J’avais depuis longtemps envie de remonter à la source de cette inspiration poétique. C’est maintenant chose faite. Sous le titre de Poèmes du Wessex et autres poèmes, le volume de Poésie/Gallimard est en réalité un choix de textes issus de trois des principaux recueils poétiques de l’auteur: Poèmes du Wessex (1898), Poèmes d’hier et d’aujourd’hui (1901) et La Risée du temps (1909).

Ce n’est pas une mince affaire pourtant que de résumer un recueil de poèmes. Dans mon précédent billet, j’ai essayé d’en donner un échantillon avec l’un des textes illustratifs de la lumière de Thomas Hardy. Fortement marqué par le pessimisme de l’auteur, plus prégnant ici encore que dans les romans, le grand sujet est à l’évocation paradoxale des amours, souvent défuntes qui font de Hardy sans doute l’un des maîtres de la poésie élégiaque. De cette moisson de textes, je retiens quelques poèmes qui m’ont touché un peu plus que les autres: A Lizbie Browne est une chansonnette triste sur les regrets d’un amoureux qui ne sut jamais se déclarer; San Sebastian une évocation terrifiante du viol en temps de guerre et de l’impossible retour aux joies sereines de l’existence; Une épouse à Londres, l’annonce de la mort d’un mari à la guerre sur fond de paysage londonien; Minuit d’août, l’évocation d’un soir d’été et de ses insectes, poème presque japonais, dans la manière d’un Sôseki par exemple; Automne au parc royal d’Hintock, une variation sur le thème de la fuite du temps.
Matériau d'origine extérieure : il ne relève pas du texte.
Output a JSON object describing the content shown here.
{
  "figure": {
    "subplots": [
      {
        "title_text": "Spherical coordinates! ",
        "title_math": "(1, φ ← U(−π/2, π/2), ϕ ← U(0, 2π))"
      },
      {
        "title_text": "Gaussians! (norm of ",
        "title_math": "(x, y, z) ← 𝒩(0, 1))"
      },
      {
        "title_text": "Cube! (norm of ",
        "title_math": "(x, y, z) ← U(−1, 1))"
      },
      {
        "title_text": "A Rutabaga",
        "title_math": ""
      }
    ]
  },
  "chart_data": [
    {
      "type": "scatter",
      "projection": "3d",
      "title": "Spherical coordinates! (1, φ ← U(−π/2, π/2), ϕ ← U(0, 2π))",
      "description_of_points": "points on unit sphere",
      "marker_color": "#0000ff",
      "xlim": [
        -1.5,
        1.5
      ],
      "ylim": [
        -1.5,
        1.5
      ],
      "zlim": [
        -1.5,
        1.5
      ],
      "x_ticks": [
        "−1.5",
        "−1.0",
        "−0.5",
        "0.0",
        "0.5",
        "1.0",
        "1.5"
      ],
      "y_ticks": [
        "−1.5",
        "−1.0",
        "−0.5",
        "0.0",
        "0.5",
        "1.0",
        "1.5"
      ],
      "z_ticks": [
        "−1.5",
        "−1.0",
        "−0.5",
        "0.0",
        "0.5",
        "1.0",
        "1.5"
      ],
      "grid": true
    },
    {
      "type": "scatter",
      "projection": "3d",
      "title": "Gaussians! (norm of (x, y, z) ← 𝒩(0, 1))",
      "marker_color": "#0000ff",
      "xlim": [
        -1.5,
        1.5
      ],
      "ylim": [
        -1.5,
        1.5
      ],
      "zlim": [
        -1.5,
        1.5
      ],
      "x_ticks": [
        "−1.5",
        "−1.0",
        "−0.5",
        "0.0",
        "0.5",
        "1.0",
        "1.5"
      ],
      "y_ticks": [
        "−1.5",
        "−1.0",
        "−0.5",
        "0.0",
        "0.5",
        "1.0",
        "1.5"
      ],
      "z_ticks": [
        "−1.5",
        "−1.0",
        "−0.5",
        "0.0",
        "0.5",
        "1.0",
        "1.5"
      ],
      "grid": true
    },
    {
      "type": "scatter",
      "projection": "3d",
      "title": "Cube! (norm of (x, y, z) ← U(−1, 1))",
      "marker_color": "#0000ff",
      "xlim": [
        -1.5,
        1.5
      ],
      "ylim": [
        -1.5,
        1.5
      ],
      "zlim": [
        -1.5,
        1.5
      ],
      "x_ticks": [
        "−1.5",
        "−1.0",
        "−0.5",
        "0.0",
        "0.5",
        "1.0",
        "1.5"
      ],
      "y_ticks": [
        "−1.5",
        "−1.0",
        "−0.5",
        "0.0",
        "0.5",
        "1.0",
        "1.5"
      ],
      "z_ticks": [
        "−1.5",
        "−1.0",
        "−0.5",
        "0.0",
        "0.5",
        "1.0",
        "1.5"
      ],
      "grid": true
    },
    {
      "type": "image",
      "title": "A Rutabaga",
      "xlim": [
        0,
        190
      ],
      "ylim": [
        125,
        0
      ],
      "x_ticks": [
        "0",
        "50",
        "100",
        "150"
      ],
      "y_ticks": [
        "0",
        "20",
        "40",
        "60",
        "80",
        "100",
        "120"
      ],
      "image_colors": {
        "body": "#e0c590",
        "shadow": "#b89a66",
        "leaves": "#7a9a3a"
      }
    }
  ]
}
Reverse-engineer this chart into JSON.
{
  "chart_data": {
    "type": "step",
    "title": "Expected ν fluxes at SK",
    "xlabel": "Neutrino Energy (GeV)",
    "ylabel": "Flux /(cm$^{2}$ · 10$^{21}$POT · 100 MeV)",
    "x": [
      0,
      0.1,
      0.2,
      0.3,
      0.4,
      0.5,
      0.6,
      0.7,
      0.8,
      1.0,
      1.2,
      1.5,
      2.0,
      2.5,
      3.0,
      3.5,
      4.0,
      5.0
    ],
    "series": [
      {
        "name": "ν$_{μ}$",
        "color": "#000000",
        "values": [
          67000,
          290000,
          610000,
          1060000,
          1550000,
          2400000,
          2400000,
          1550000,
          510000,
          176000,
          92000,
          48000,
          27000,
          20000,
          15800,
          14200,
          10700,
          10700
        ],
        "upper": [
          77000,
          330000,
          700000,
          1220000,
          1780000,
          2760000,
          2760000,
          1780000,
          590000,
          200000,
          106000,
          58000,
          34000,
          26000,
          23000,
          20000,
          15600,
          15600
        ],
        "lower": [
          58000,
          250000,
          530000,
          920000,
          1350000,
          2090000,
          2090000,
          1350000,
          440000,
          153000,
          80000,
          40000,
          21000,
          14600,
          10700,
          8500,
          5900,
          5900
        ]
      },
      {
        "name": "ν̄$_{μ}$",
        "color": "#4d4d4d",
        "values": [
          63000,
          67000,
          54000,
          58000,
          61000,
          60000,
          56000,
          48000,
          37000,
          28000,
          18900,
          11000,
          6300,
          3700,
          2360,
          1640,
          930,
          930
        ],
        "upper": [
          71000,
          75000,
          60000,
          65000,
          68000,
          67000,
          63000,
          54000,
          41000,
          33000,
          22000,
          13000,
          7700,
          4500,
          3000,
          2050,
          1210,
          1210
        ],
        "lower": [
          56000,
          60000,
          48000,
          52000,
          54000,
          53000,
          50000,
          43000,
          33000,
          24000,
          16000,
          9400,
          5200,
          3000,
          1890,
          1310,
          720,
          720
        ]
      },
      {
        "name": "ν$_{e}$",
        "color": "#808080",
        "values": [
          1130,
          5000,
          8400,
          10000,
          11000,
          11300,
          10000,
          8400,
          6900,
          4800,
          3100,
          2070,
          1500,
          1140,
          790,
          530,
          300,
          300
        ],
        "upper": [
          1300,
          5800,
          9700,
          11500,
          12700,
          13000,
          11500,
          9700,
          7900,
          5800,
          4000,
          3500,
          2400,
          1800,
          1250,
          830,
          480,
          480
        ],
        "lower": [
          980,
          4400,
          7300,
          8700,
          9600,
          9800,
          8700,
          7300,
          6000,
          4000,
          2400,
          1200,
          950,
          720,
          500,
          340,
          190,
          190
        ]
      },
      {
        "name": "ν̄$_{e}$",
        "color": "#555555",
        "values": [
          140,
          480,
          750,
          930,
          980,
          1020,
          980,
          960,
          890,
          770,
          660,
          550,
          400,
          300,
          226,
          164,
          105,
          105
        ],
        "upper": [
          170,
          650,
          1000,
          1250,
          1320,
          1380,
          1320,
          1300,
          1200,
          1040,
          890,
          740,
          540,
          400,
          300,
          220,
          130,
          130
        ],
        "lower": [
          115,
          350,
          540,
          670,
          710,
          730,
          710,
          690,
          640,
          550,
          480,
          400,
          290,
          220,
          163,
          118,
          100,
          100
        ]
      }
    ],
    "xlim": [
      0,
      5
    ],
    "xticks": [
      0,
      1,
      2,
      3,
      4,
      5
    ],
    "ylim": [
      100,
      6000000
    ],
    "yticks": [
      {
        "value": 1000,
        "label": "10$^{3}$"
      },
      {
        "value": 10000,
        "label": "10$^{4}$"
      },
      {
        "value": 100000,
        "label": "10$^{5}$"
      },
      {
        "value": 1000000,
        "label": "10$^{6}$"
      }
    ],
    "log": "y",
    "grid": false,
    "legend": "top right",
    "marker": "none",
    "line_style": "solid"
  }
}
Dis comme cela, je ne sais pas si cela fait très envie. Mais il ne faut pas négliger la forme poétique – c’est le génie des poètes élégiaques – qui sait redonner vie et humanité, c’est-à-dire une forme de beauté tout simplement, à ce que le temps et les malheurs n’auront pas épargné. Un bien beau recueil donc, qui fait entrer dans l’oeuvre plus intime, moins connue du grand romancier anglais.

Tons neutres

Ce jour d’hiver, nous longions un étang,
Le soleil était blanc, comme maudit de Dieu.
Quelques feuilles gisaient sur la terre stérile,
Tombées d’un frêne et grises.

Vous aviez pour moi le regard qui se perd
Dans la banalité des secrets éventés,
Nous échangions quelques paroles
Qui appauvrissaient d’autant notre amour.

Le sourire, O combien funèbre de vos lèvres,
Ne durait que pour avoir la force de mourir;
Ainsi le traversait un sillon d’amertume
Comme vole un oiseau de mauvais augure.

Des lors, cette dure leçon que l’amour est trompeur,
Que sa fourberie nous dessèche, m’a restitué votre visage,
Et le soleil maudit de Dieu, et l’arbre,
Et un étang ourlé de feuilles grises.

We stood by a pond that winter day,
And the sun was white, as though chidden of God,
And a few leaves lay on the starving sod;
– They had fallen from an ash, and were gray.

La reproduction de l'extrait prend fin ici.